I’m going to disagree really strongly with you when you say, the broader the memeier.
A broad meme like handwashing is definitely a strong meme in the conventional sense; in the way Richard Dawkins, Susan Blackmore, and company analyze memes.
You could definitely write up a thesis on the cultural impact of “wash your hands” signs hung in places of work and how they have helped to improve public sanitation.
The problem is that it has little relevence to the subject of Internet culture.
I think we both agree that the broader the meme, the less relevence it has to Internet Culture. As you said, to treat these broad concepts as though they are Internet Memes is like saying they don’t exist outside of the Internet.
But, not every Internet Meme has to have original content as a source material in order for it to become an Internet Meme. The source material can definitely be from a mainstream event and still be an Internet Meme as long as the people have invented a new joke or new idea ABOUT that mainstream cultural unit that is recognized, shared, and propigated in online communities, in a context outside of general fandom.

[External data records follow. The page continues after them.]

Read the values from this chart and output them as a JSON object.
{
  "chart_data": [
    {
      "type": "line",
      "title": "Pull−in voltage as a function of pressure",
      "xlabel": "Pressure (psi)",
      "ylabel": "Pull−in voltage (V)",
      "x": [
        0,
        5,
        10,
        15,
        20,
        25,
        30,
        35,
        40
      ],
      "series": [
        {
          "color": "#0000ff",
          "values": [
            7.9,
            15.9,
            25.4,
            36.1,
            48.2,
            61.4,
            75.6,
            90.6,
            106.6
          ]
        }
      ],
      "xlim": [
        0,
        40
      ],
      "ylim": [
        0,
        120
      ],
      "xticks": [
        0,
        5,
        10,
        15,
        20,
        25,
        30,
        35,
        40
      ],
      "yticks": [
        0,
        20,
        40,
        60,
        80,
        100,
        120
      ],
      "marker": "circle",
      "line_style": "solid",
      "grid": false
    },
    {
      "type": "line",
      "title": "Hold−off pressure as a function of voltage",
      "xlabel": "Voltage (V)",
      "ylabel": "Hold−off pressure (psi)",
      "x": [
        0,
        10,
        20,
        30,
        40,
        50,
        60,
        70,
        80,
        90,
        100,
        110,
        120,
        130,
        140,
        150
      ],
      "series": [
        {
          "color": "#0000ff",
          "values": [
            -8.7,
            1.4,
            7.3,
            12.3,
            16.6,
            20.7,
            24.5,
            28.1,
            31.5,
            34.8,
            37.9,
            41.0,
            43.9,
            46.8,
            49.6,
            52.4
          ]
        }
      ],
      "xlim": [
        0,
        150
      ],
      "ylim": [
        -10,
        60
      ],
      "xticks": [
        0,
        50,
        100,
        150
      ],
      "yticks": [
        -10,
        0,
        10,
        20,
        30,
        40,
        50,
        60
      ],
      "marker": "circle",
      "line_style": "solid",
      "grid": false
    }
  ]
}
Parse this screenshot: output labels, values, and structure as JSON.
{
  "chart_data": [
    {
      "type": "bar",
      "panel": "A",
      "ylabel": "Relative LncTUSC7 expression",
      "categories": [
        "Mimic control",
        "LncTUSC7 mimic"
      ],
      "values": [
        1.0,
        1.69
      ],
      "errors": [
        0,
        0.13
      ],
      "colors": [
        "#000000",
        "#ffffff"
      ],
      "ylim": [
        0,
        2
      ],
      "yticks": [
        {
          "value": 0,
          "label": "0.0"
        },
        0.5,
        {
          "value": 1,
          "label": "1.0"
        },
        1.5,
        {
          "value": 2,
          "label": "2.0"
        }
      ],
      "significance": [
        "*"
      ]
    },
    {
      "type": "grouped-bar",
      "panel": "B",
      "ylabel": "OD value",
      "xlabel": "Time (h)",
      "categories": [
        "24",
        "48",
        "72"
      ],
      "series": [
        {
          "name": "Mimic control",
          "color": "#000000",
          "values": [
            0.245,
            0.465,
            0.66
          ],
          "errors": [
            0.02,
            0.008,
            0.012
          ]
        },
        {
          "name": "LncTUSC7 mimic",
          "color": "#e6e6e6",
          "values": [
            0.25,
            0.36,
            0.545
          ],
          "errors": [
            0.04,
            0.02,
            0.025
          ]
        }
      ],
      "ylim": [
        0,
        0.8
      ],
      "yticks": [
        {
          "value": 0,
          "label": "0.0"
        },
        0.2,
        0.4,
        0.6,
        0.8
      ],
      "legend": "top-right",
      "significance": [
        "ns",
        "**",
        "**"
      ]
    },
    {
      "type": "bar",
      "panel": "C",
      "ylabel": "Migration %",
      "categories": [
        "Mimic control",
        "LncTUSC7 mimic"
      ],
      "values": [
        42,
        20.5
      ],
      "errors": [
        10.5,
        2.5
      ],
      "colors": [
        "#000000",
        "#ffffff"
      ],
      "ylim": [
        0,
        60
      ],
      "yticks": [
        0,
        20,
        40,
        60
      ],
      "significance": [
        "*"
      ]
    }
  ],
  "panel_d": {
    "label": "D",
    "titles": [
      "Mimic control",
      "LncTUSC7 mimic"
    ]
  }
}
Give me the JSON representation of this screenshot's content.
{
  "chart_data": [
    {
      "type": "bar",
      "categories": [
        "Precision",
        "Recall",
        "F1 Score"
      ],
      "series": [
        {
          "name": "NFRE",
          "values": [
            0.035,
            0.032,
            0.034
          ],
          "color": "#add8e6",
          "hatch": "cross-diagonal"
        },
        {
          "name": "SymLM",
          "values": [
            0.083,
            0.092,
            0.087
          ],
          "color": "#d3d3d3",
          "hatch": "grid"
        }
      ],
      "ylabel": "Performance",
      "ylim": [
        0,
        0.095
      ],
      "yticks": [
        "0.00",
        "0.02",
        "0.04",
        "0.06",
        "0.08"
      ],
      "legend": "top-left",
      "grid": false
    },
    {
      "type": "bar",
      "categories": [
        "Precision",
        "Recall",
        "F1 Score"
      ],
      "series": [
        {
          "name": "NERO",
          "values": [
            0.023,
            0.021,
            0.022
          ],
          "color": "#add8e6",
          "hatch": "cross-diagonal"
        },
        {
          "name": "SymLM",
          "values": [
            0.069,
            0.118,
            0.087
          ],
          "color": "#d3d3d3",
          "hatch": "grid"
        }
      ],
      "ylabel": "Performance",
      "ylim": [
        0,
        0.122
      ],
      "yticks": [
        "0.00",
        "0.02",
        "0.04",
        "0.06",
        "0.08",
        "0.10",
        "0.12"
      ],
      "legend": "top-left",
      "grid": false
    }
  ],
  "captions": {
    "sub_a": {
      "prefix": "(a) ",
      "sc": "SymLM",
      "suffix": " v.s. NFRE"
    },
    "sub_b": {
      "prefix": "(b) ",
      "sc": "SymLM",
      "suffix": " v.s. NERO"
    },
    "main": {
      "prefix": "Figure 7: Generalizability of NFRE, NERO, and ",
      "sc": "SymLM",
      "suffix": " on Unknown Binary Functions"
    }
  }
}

We’re still not much closer to having a clear, concise definition of an Internet Meme though. We definitely need one. There are journalists who love to declare “OMG! THE NEXT BIG MEME!” as soon as they possibly can, after only a few photoshops have been made, before any genuine search interest has even occurred. I view this as being as low as inventing a news story for the ratings. A meme ought to be defined by genuine public interest, which is something that can only be measured after the fact.